Ohio’s Cuyahoga County Prosecutor Timothy J. McGinty — a former county judge who as an assistant prosecutor once helped convict an Ohio man who was actually innocent and has since been outspoken about his determination to improve the local criminal justice system — recently announced the creation of a Conviction Integrity Unit to review innocence claims of prisoners who present credible new evidence pointing to a wrongful conviction.
WKYC-NBC Cleveland reported that the unit will review convictions in Cuyahoga County only and a defendant must be making a claim of actual innocence and not have a legal issue that needs to be decided in the appellate system.
“All of us in the criminal justice system have an obligation to seek justice and to seek the truth.

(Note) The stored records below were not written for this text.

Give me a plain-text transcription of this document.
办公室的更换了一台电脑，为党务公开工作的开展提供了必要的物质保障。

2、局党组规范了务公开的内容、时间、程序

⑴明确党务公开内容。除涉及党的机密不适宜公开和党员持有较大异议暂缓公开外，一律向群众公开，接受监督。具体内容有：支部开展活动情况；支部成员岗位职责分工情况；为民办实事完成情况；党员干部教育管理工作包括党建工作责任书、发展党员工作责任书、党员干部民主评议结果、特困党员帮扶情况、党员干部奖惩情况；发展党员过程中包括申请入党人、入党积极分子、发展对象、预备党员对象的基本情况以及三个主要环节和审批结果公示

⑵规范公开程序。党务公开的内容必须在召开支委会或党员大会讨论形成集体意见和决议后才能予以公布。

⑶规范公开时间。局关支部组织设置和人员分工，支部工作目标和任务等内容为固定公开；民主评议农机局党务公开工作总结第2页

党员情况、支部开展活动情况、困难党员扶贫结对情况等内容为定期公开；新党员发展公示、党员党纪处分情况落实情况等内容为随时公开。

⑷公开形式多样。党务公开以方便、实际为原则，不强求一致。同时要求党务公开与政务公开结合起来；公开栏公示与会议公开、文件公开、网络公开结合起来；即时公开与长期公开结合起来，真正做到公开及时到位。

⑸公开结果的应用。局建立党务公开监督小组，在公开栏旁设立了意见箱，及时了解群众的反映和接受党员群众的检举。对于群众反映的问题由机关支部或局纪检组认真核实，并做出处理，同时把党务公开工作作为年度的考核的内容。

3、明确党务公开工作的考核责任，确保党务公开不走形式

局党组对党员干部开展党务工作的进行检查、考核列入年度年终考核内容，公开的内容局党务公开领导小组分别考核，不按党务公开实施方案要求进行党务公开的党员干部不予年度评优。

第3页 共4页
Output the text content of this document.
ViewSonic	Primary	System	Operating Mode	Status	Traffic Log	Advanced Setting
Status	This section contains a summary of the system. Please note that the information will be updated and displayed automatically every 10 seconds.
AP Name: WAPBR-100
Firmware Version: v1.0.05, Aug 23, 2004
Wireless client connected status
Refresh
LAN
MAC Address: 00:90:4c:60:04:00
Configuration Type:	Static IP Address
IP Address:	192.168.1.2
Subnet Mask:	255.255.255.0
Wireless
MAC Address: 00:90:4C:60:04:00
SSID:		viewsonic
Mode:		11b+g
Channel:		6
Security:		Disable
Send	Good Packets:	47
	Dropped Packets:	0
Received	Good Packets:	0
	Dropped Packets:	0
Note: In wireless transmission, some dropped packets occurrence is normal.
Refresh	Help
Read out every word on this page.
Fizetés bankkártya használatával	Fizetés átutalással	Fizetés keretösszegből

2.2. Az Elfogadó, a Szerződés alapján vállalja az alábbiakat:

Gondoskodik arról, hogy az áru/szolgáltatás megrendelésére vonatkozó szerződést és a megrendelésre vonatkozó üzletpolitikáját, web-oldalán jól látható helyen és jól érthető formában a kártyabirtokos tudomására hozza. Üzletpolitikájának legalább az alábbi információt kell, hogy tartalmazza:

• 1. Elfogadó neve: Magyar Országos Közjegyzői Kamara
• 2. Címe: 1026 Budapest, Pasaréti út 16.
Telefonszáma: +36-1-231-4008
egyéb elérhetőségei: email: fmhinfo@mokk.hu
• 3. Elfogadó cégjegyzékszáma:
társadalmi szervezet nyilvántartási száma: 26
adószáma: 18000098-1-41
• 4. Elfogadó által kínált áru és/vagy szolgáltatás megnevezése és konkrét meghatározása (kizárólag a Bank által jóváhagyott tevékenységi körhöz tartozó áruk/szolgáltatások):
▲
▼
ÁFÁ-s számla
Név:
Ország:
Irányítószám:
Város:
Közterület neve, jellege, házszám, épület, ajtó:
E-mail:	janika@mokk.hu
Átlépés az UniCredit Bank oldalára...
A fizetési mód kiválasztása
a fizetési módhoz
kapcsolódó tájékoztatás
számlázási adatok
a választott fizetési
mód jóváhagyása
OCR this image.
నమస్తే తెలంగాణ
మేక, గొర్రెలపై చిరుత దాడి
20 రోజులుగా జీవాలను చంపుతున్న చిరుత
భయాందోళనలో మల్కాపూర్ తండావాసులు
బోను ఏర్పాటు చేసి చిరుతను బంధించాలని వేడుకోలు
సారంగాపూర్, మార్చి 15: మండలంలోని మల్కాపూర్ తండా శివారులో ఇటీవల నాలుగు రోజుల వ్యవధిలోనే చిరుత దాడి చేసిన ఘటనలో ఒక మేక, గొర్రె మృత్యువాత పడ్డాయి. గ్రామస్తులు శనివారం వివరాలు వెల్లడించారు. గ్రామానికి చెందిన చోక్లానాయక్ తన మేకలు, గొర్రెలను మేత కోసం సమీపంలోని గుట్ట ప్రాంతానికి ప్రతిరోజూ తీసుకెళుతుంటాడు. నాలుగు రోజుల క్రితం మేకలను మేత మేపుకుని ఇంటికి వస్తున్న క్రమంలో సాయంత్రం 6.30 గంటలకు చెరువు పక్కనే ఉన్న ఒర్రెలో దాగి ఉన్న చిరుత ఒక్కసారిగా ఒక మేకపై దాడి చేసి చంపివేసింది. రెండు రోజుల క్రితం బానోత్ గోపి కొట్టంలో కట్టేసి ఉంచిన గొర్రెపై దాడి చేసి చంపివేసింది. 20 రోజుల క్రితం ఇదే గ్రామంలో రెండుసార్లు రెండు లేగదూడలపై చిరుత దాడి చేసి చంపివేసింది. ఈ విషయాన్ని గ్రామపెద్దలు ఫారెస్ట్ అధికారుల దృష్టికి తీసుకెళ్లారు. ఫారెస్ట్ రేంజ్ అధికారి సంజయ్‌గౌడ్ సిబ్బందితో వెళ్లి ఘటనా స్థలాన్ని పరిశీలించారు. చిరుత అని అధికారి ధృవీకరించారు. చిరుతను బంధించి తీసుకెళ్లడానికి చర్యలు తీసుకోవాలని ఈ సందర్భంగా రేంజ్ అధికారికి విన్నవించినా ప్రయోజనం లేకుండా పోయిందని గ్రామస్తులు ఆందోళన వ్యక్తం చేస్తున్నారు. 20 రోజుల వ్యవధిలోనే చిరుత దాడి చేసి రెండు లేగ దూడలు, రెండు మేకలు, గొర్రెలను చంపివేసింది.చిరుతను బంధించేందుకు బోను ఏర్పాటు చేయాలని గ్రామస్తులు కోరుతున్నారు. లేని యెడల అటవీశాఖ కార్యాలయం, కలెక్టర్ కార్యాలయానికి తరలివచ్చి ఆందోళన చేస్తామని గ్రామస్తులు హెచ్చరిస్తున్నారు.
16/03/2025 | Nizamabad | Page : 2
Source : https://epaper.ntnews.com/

We want to convict the guilty, not the innocent,” Prosecutor McGinty said. “So if we learn we have convicted the wrong person, we want to correct it. We always want to have open ears on the subject of innocence.”
“The number of cases where we find mistakes is going to be small, but it is important that we correct them,” Prosecutor McGinty said. “We never want to turn a blind eye just because there was a conviction.”
The convicted offender must also waive procedural safeguards and privileges, agree to cooperate with the unit and agree to provide full disclosure regarding all inquiry requirements of the Conviction Integrity Unit. Once the unit receives an application it will be evaluated to see if all criteria are met. If an investigation is warranted and the claim is with merit, a full committee will review its findings. It will then vote and share its findings with McGinty, who will make the final decision on all claims.
The Cuyahoga County Prosecutor’s Office joins a growing list of municipalities across the country that have established groups to evaluate wrongful conviction claims. According to the National Registry of Exonerations, about one third of exonerations were initiated by police or prosecutors or included law enforcement cooperation.